Abstract —Hyperhomocysteinemia (HH) is an independent risk factor for atherosclerosis, including peripheral arterial occlusive disease (PAOD). Because angiogenesis and collateral vessel formation are important self-salvage mechanisms for ischemic PAOD, we examined whether HH modulates angiogenesis in vivo in a rat model of hindlimb ischemia. Rats were divided into 3 groups: the control group was given tap water, the HH group was given water containing l-methionine (1 g · kg−1 · d−1), and the HH+L-arg group was given water containing methionine (1 g · kg−1 · d−1) and l-arginine (2.25 vol%). At day 14 of the dietary modifications, the left femoral artery and vein were excised, and the extent of angiogenesis and collateral vessels in the ischemic limb were examined for 4 weeks. Plasma homocysteine levels significantly increased ( P <0.001), and plasma and tissue contents of nitrite+nitrate as well as tissue cGMP levels significantly decreased in the HH group compared with the control group ( P <0.01). Laser Doppler blood flowmetry (LDBF) revealed a significant decrease in the ischemic/normal limb LDBF ratio in the HH group at days 7, 14, 21, and 28 ( P <0.01 versus control).
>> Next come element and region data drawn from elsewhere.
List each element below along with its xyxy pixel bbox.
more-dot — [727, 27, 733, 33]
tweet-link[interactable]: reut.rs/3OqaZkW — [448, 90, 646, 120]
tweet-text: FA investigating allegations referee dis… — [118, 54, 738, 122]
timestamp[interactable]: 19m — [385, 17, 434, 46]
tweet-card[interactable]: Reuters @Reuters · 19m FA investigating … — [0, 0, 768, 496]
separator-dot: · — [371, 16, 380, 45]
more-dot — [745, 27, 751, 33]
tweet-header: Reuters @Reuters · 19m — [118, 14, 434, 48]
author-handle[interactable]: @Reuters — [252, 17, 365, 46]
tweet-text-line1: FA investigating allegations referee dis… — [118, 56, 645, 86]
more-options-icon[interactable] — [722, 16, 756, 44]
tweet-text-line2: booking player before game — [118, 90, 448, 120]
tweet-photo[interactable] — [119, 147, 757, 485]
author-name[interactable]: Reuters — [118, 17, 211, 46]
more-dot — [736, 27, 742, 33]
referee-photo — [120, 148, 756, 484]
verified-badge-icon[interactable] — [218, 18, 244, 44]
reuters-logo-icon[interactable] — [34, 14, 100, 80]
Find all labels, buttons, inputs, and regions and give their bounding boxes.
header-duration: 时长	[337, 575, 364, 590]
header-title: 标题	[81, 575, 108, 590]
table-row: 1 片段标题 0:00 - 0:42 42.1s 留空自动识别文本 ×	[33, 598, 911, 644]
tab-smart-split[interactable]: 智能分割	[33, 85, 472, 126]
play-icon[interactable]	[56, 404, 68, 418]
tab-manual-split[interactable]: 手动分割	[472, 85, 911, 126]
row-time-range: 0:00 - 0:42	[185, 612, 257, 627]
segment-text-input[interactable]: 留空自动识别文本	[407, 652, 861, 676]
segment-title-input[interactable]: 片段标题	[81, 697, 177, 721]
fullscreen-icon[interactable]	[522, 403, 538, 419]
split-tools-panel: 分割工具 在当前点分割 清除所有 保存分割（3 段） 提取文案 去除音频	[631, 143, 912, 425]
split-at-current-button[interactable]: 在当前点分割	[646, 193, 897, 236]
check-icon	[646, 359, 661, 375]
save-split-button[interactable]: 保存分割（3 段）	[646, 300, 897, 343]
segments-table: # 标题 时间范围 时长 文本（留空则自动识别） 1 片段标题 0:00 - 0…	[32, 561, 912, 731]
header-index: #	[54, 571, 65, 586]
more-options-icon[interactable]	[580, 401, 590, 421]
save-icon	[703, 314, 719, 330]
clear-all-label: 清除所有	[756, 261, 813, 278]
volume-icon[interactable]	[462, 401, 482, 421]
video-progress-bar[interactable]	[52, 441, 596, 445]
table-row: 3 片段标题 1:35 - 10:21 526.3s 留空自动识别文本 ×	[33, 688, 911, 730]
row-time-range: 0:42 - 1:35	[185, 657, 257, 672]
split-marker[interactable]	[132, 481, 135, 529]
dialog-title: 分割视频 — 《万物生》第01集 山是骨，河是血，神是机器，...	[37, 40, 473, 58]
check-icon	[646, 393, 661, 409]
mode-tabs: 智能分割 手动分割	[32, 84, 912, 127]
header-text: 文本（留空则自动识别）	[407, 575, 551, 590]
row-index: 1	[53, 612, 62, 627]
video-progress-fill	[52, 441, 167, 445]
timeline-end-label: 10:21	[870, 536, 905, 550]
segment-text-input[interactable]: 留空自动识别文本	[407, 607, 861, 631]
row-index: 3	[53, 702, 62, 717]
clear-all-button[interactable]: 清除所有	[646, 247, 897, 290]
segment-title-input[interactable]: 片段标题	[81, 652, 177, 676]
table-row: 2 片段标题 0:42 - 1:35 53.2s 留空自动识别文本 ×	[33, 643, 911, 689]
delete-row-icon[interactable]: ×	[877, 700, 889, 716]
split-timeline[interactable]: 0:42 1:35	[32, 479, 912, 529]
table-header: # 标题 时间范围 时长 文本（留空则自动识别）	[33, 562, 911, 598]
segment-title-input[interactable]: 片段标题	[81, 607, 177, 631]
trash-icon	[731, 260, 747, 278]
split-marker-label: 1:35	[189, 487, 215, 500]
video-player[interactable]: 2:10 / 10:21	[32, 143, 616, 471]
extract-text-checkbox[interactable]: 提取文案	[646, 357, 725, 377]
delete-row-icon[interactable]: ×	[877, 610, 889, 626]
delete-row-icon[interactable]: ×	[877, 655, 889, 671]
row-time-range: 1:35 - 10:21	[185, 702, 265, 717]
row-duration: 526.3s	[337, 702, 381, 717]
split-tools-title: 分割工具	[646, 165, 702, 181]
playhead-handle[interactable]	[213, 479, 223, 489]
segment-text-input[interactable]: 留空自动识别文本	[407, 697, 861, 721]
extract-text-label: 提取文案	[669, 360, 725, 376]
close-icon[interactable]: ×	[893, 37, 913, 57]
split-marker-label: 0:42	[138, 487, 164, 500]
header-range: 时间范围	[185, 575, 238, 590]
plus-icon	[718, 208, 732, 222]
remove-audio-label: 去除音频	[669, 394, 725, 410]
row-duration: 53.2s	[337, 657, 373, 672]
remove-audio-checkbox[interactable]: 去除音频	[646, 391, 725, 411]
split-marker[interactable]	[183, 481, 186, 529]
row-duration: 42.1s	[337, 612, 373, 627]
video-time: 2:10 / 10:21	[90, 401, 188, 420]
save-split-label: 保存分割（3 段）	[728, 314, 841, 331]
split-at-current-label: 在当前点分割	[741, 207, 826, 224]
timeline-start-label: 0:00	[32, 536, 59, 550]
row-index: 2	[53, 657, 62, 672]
Angiography revealed a significant decrease in the angiographic score in the HH group at day 14 ( P <0.001 versus control). Immunohistochemistry of ischemic tissue sections showed a significant reduction in the capillary density in the HH group ( P <0.001 versus control). Oral l-arginine supplementation in rats with HH (HH+L-arg) restored the decreased plasma and tissue nitrite+nitrate and cGMP contents ( P <0.05) as well as angiogenesis, as assessed by LDBF ( P <0.05 versus HH), angiographic score ( P <0.01 versus HH), and capillary density ( P <0.001 versus HH). In summary, HH impaired ischemia-induced angiogenesis and collateral vessel formation in a rat model of hindlimb ischemia in vivo. The mechanism of the HH-induced impairment of angiogenesis might be mediated in part by a reduced bioactivity of endogenous NO in the HH state.